Die Folgen sind laut Aygün eine relativ hohe Fluktuation unter Erzieherinnen, vermehrte Krankmeldungen – und zunehmend Überlast- sowie Gefährdungsanzeigen. Mit letzteren müssten sich die Kita-Beschäftigten etwa bei Personalknappheit „aus Haftungsgründen“ absichern. „Es darf nicht krankmachen, mit Kindern zu arbeiten“, sagte Verdi-Bezirkssekretär Benjamin Stein. Und beim Thema Betreuungsschlüssel sei „Masse nicht gleich Klasse“, so Aygün.
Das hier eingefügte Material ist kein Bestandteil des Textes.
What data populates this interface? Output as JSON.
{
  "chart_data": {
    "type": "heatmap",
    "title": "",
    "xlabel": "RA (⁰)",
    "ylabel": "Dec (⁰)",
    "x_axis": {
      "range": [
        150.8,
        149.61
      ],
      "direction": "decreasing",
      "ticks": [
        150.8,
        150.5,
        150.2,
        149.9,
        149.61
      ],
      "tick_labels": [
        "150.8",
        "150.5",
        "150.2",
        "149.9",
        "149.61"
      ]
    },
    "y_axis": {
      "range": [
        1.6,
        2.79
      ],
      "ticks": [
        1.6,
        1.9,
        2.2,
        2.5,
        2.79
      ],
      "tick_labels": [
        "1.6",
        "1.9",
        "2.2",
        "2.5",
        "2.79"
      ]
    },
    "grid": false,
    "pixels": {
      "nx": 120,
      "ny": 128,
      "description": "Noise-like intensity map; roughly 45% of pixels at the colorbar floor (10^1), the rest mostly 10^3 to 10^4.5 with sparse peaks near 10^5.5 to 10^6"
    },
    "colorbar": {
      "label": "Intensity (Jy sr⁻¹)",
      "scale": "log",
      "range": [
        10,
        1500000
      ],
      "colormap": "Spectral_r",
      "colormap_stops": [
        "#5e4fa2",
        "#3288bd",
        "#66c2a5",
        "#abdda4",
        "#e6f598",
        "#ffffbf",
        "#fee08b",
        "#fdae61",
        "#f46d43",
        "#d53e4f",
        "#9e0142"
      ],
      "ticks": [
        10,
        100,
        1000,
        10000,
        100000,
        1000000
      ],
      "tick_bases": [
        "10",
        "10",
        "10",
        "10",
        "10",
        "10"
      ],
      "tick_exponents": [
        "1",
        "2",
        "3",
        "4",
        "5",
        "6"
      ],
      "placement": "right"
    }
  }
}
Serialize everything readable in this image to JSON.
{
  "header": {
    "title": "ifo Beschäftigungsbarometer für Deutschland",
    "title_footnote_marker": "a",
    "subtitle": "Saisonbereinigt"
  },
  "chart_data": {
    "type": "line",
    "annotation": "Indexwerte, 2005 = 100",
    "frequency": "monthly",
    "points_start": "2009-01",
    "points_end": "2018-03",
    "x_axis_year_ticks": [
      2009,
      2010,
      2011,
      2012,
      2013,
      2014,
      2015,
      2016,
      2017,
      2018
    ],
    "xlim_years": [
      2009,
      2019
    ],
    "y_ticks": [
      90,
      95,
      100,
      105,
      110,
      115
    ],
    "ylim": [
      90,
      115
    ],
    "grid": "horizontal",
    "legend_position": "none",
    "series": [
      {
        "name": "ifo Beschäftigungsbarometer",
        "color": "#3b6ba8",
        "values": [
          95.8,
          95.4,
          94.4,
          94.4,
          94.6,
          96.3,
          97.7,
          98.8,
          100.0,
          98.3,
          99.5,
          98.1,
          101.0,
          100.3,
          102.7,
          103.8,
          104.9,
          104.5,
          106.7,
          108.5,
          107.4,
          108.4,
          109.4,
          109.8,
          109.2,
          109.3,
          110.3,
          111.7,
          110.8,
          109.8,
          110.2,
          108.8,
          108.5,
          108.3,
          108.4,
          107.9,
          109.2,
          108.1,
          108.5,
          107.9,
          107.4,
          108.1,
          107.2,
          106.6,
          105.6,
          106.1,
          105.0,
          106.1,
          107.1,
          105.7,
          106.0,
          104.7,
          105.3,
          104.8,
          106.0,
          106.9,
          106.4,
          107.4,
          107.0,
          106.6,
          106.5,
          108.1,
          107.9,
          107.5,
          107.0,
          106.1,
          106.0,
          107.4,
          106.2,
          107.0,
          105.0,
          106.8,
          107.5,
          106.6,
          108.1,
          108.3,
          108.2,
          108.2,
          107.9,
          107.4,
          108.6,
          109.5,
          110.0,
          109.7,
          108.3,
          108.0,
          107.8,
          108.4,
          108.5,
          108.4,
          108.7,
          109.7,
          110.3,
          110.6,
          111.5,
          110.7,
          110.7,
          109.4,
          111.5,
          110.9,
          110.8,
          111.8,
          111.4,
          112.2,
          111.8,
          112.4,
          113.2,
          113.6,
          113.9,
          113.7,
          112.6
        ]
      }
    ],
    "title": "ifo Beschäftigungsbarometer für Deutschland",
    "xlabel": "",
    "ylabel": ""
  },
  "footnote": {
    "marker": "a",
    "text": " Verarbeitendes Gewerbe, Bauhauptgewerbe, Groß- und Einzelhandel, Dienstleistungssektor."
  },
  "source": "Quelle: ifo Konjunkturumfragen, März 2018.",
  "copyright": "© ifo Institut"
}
Auch wenn Verdi in den Tarifrunden 2009 und 2015 für höhere Löhne und mehr Anerkennung stritt. Noch immer gelte, so Stein: „An Autos zu schrauben ist viel anerkannter, als Kinder zu betreuen.“ Besser bezahlt ist es meist auch. Noch immer ergreifen fast ausschließlich Frauen den Beruf.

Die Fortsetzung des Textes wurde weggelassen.